Woolshed and yard design at 'Curragh', Oxley

Now this is a shearing shed! Take a walk through Bill Ryan's shearing shed, yards, confinement feeding yards and staff quarters to get an understanding of how good planning and design can support property management and improve farm business resilience. The shed and yards are set up to make shearing more efficient, safer and simple.

The investment in infrastructure at the 85,600 ha “Curragh” has been made to improve the resilience of the farm business by ensuring that quality contractors and staff can be sourced more readily by providing excellent facilities. The containment yards are utilised during dry periods for containment feeding during dry periods to protect ground cover and reduce the impacts of wind erosion.

Shearing takes place once a year in September to shear about 30,000 sheep (some 2,300 a day). There are no count out pens and tallies are kept by individual shearers. The yard design is such that woolly and shorn sheep are separated and handled in adjacent yards (mirrored design). This allows multiple operations to occur at shearing time which greatly improves efficiency.

The system also incorporates a double laneway system used to bring woolly sheep to the shed and shorn sheep out. Sheep walk up to 70 km often in large mobs of the same age.

Find out more in this short video developed through the Farm Business Resilience Program, a partnership between the Australian Government's Department of Agriculture, Water and the Environment, the Future Drought Fund, NSW Department of Primary Industries and Local Land Services.


Transcript

Bill Ryan:

We were shearing at two different sheds and they're probably an hour apart.

Eight shearers in one shed and six in another, and it was a pretty much a logistical nightmare.

The shed was built in 2018. It's a simple, horseshoe shaped design with all the wool working area in the middle.

The rouseabouts are split into like two separate teams, so that will sort of look after six or seven shearers on one side of the shed.

And same with the others.

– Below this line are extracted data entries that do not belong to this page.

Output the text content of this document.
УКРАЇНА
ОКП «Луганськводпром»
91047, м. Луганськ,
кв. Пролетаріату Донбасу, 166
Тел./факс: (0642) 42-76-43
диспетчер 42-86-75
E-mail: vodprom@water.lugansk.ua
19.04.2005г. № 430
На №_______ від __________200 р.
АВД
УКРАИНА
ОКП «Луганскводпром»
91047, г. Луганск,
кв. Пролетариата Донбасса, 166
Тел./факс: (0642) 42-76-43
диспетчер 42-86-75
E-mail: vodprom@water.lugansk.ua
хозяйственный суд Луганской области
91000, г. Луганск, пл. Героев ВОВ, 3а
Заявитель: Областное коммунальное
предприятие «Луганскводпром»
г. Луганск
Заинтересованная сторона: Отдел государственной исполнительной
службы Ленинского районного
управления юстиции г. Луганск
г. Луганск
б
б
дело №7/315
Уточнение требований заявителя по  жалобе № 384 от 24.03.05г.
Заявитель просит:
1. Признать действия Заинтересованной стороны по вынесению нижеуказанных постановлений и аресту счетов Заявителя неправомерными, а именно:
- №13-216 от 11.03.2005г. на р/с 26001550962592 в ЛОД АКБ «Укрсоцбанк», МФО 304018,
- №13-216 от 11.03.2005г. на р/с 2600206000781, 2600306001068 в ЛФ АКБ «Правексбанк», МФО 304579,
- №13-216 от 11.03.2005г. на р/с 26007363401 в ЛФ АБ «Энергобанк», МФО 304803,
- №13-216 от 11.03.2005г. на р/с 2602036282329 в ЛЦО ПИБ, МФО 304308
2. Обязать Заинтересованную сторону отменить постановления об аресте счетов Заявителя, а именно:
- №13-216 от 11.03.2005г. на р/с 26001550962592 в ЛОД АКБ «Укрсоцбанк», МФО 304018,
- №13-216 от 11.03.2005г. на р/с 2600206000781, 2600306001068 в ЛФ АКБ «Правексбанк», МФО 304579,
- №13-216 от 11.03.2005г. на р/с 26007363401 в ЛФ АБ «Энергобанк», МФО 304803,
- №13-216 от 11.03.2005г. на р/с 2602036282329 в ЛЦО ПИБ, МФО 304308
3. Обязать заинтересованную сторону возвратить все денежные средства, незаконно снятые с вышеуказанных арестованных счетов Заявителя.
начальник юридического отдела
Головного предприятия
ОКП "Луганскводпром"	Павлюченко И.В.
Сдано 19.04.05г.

We have safety cut off switches to push the button. Anyone in the shed can shut the whole thing down.

Other things that we've had installed in the shed to make things a bit easier and safer this year is just like the sloping pens that aids the shearer
to drag the sheep out.

And also the single swinging doors mean that a shearer doesn't have to drag a sheep around.

We have our main bore here. It's also where we live, so it's essential that we have good capacity to be able to water the sheep.

We tried to minimize where underneath the shed where sheep would walk because we don't want them compacting the manure, which needs to be cleaned out, so we had to widen that a little bit sheep weren't flowing well underneath.

That was one thing we found that we didn't get right and we had to change afterwards to make sure the sheep were clearing out under the under the wool shed.

Essentially, there's two sets of yards that a mirror image of each other, and the idea behind that is to have one set of yards, which is just for woolly sheep and another set of yards, which is just for shorn sheep.

We have a double working race, which we use for conditions, scoring all the sheep conditions scored off the board here.

And we treat them, according to their condition, to try and get them primed for for joining, which happens just two to three months after shearing.

We have 17 rooms, sleeps 34, gets filled up at shearing time. We have air conditioned rooms and modern kitchen and and that sort of thing. It is pretty important to have good facilities.

Shearers are not getting any easier to find, and it's pretty important for everybody in the industry to provide good facilities.

The sheep finally come to this shed for shearing. All the crushing is done around the property at different sets of yards on a mobile cutting trailer,
which which saves a lot of time.

We're found containment feeding to be a very good tool in this part of the world, and that allows us to in drier times to lock our sheep up in a small area and save our landscape from degradation to overgrazing.

And we provide the animal feed for those sheep that are in that area and we still have the sheep on hand if the season changes, which it can do quite quickly.

So that's probably built quite a bit of resilience into our business, having that option.